Chapter 5 — ML & ensemble integration¶
Guided time: 6–8 hours
Prerequisites: Chapter 4 — Engine
Next: Chapter 6 — Quantum & sentiment
1. Purpose¶
Machine learning here is not a Kaggle leaderboard exercise—it is a probability supplier for a trading policy. This chapter explains the contract between ml/ensemble_model.py and engine/signal_generator.py, how missing models behave, and how to safely plug in trained classifiers.
Disclaimer: Teaching integration does not guarantee profitable trading. Stationarity, fees, slippage, and regime change dominate live results.
2. Objectives¶
- State the
predict_probabatch contract (input shape, output shape, class order). - Configure
XGB_MODEL_PATH/ENSEMBLE_MODEL_PATH(or repo default paths) to load joblib models. - Explain
SafeModelinml/model_loader.pyand why it exists. - Compare
ensemble_modelpath withxgb_model.py(alternative wiring; may needload_xgbcompletion in your fork).
3. Contract: what SignalGenerator expects¶
SignalGenerator.generate calls (conceptually):
P = ensemble_predict_proba([feature_row])
Where:
- Input is a list of rows; each row is a list of floats (one bar → one row typical).
- Output is a list of rows; each row has three probabilities aligned to [SELL, BUY, HOLD] after normalization inside the generator’s logic.
If the list is empty or malformed, the generator falls back to HOLD with zero confidence—safe default.
4. Ensemble class (lazy singleton pattern)¶
ml/ensemble_model.py defines:
Ensemble— loads a model from disk viaload_model(path)when a path is provided.predict_proba(X)— for each feature row:- If a model is loaded, call
model.predict_proba([feats])and map two-class or three-class outputs into normalized triples. - If no model, emit [1/3, 1/3, 1/3] per row so the pipeline still runs (smoke tests rely on this).
Pedagogy point: distinguish “no model” (explicit neutral distribution) from “model predicts uncertainty” (learned probabilities).
5. SafeModel wrapper¶
ml/model_loader.py wraps raw sklearn-like estimators:
- If
predict_probaexists, use it. - If not, synthesize probabilities from
predictoutputs (including scalar mappings).
This reduces crashes when experimenting with heterogeneous model types—at the cost of semantic ambiguity if you feed the wrong estimator.

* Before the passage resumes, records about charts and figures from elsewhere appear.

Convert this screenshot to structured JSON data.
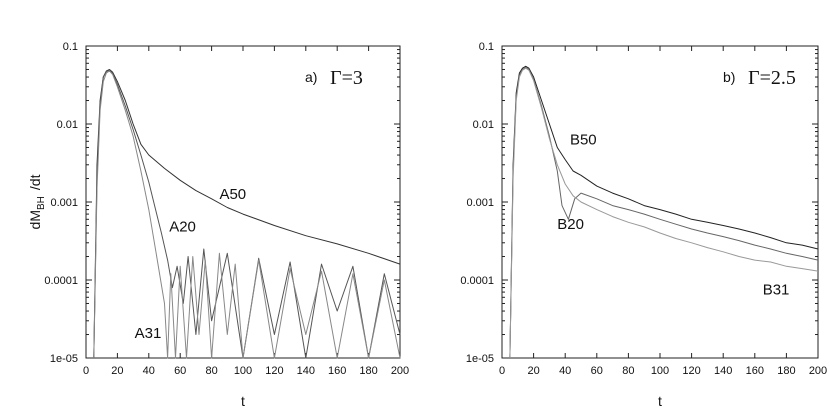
{
  "chart_data": [
    {
      "type": "line",
      "panel_label": "a)",
      "gamma_label": "Γ=3",
      "ylabel": "dM",
      "ylabel_sub": "BH",
      "ylabel_tail": "/dt",
      "xlabel": "t",
      "yscale": "log",
      "xlim": [
        0,
        200
      ],
      "ylim": [
        1e-05,
        0.1
      ],
      "grid": false,
      "x_ticks": [
        "0",
        "20",
        "40",
        "60",
        "80",
        "100",
        "120",
        "140",
        "160",
        "180",
        "200"
      ],
      "y_ticks": [
        "0.1",
        "0.01",
        "0.001",
        "0.0001",
        "1e-05"
      ],
      "series": [
        {
          "name": "A50",
          "color": "#333333",
          "label_pos": [
            85,
            0.0011
          ],
          "x": [
            5,
            7,
            9,
            11,
            13,
            15,
            17,
            20,
            25,
            30,
            35,
            40,
            50,
            60,
            70,
            80,
            90,
            100,
            120,
            140,
            160,
            180,
            200
          ],
          "y": [
            1e-05,
            0.003,
            0.02,
            0.04,
            0.048,
            0.05,
            0.046,
            0.035,
            0.02,
            0.01,
            0.0055,
            0.004,
            0.0027,
            0.0019,
            0.0014,
            0.0011,
            0.00085,
            0.0007,
            0.0005,
            0.00037,
            0.00029,
            0.00022,
            0.00016
          ]
        },
        {
          "name": "A20",
          "color": "#555555",
          "label_pos": [
            53,
            0.00042
          ],
          "x": [
            5,
            7,
            9,
            11,
            13,
            15,
            17,
            20,
            25,
            30,
            35,
            40,
            45,
            48,
            52,
            55,
            58,
            62,
            65,
            70,
            75,
            80,
            90,
            100,
            110,
            120,
            130,
            140,
            150,
            160,
            170,
            180,
            190,
            200
          ],
          "y": [
            1e-05,
            0.002,
            0.018,
            0.04,
            0.047,
            0.049,
            0.044,
            0.032,
            0.017,
            0.0085,
            0.004,
            0.0018,
            0.0007,
            0.0004,
            0.00018,
            8e-05,
            0.00015,
            5e-05,
            0.0002,
            2e-05,
            0.00025,
            3e-05,
            0.00022,
            1e-05,
            0.00019,
            2e-05,
            0.00017,
            1e-05,
            0.00016,
            4e-05,
            0.00015,
            1e-05,
            0.00012,
            2e-05
          ]
        },
        {
          "name": "A31",
          "color": "#888888",
          "label_pos": [
            31,
            1.8e-05
          ],
          "x": [
            5,
            7,
            9,
            11,
            13,
            15,
            17,
            20,
            25,
            30,
            35,
            40,
            45,
            50,
            52,
            54,
            57,
            60,
            64,
            68,
            72,
            76,
            80,
            85,
            90,
            95,
            100,
            110,
            120,
            130,
            140,
            150,
            160,
            170,
            180,
            190,
            200
          ],
          "y": [
            1e-05,
            0.0015,
            0.015,
            0.035,
            0.045,
            0.048,
            0.043,
            0.03,
            0.015,
            0.007,
            0.0025,
            0.0008,
            0.0002,
            5e-05,
            1e-05,
            0.00012,
            1e-05,
            0.00015,
            1e-05,
            0.0002,
            2e-05,
            0.00018,
            1e-05,
            0.00022,
            2e-05,
            0.00016,
            1e-05,
            0.00018,
            1e-05,
            0.00014,
            2e-05,
            0.00013,
            1e-05,
            0.00012,
            1e-05,
            0.0001,
            1e-05
          ]
        }
      ]
    },
    {
      "type": "line",
      "panel_label": "b)",
      "gamma_label": "Γ=2.5",
      "xlabel": "t",
      "yscale": "log",
      "xlim": [
        0,
        200
      ],
      "ylim": [
        1e-05,
        0.1
      ],
      "grid": false,
      "x_ticks": [
        "0",
        "20",
        "40",
        "60",
        "80",
        "100",
        "120",
        "140",
        "160",
        "180",
        "200"
      ],
      "y_ticks": [
        "0.1",
        "0.01",
        "0.001",
        "0.0001",
        "1e-05"
      ],
      "series": [
        {
          "name": "B50",
          "color": "#222222",
          "label_pos": [
            43,
            0.0055
          ],
          "x": [
            5,
            7,
            9,
            11,
            13,
            15,
            17,
            20,
            25,
            30,
            35,
            40,
            45,
            50,
            60,
            70,
            80,
            90,
            100,
            110,
            120,
            130,
            140,
            150,
            160,
            170,
            180,
            190,
            200
          ],
          "y": [
            1e-05,
            0.003,
            0.025,
            0.045,
            0.052,
            0.055,
            0.052,
            0.04,
            0.02,
            0.01,
            0.005,
            0.0035,
            0.0025,
            0.0022,
            0.0016,
            0.0013,
            0.0011,
            0.0009,
            0.0008,
            0.0007,
            0.0006,
            0.00055,
            0.0005,
            0.00045,
            0.0004,
            0.00035,
            0.0003,
            0.00028,
            0.00025
          ]
        },
        {
          "name": "B20",
          "color": "#666666",
          "label_pos": [
            35,
            0.00045
          ],
          "x": [
            5,
            7,
            9,
            11,
            13,
            15,
            17,
            20,
            25,
            30,
            35,
            38,
            42,
            46,
            50,
            60,
            70,
            80,
            90,
            100,
            110,
            120,
            130,
            140,
            150,
            160,
            170,
            180,
            190,
            200
          ],
          "y": [
            1e-05,
            0.0025,
            0.022,
            0.042,
            0.05,
            0.053,
            0.05,
            0.037,
            0.017,
            0.007,
            0.0025,
            0.0009,
            0.0006,
            0.0011,
            0.0013,
            0.0011,
            0.0009,
            0.0008,
            0.0007,
            0.0006,
            0.00052,
            0.00045,
            0.0004,
            0.00036,
            0.00032,
            0.00028,
            0.00025,
            0.00022,
            0.0002,
            0.00018
          ]
        },
        {
          "name": "B31",
          "color": "#999999",
          "label_pos": [
            165,
            6.5e-05
          ],
          "x": [
            5,
            7,
            9,
            11,
            13,
            15,
            17,
            20,
            25,
            30,
            35,
            40,
            45,
            50,
            60,
            70,
            80,
            90,
            100,
            110,
            120,
            130,
            140,
            150,
            160,
            170,
            180,
            190,
            200
          ],
          "y": [
            1e-05,
            0.002,
            0.02,
            0.04,
            0.049,
            0.052,
            0.049,
            0.036,
            0.016,
            0.0065,
            0.003,
            0.0017,
            0.0012,
            0.001,
            0.0008,
            0.00065,
            0.00055,
            0.00048,
            0.0004,
            0.00034,
            0.0003,
            0.00026,
            0.00023,
            0.0002,
            0.00018,
            0.00017,
            0.00015,
            0.00014,
            0.00013
          ]
        }
      ]
    }
  ]
}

Review synthesized paths before live trading.
6. Bringing your own model¶
Training (outside this repo)¶
Typical pattern:
- Build a labeled dataset aligned with your feature definition in
signal_generator.py(or replace features deliberately). - Train a classifier with
predict_proba(two-class is common). joblib.dump(model, "models/xgb.pkl")(path illustrative).
Wiring¶
Set env vars or place files where ensemble_model._default_model_path() searches:
XGB_MODEL_PATHENSEMBLE_MODEL_PATHmodels/xgb.pklmodels/ensemble.pkl
Restart the process after changes—module-level singletons cache the ensemble.
7. Evaluation mindset (lightweight)¶
Before live deployment, at minimum:
- Calibration — raw probabilities may be miscalibrated; consider Platt scaling or isotonic regression if you rely on thresholds.
- Leakage — ensure labels do not peek into the future relative to features.
- Fees — policy thresholds should be interpreted net of costs if you simulate P&L.
This course does not implement a full backtester; add a chapter if you productize one.
8. Labs¶
Lab 5.1 — Neutral path (30 min)¶
Run smoke without any model file. Confirm triple [~0.33, ~0.33, ~0.33] appears in logs.
Lab 5.2 — Stub model (120+ min)¶
Train a trivial sklearn model on random data only to exercise plumbing:
- Same feature dimension as
_to_feature_vector. - Save via joblib.
- Point env path to it.
- Re-run smoke; observe whether BUY/SELL ever appears (may still be rare).
Lab 5.3 — Contract test (45 min)¶
Write a unit test (in tests/ or personal folder) that mocks predict_proba to return an extreme BUY vector and asserts SignalGenerator returns BUY with high confidence.
9. Exercises¶
- Why is batching
predict_proba([row])preferred over per-row import side effects? - What breaks if class order were [BUY, SELL, HOLD] but code assumes [SELL, BUY, HOLD]?
- Locate
_to_feature_vectorand list the numeric features it constructs.
10. Notebook¶
notebooks/01_feature_vector_and_proba.ipynb:
- Reimplement
_to_feature_vectorin a cell. - Plot histograms of dummy probabilities under neutral vs synthetic BUY-skewed model outputs.
11. Summary¶
The ML layer’s job is to emit probabilities the policy can threshold. The policy’s job is to stay safe when ML is absent or wrong. Chapter 6 adds optional quantum portfolio shaping and external sentiment feeds on top of this foundation.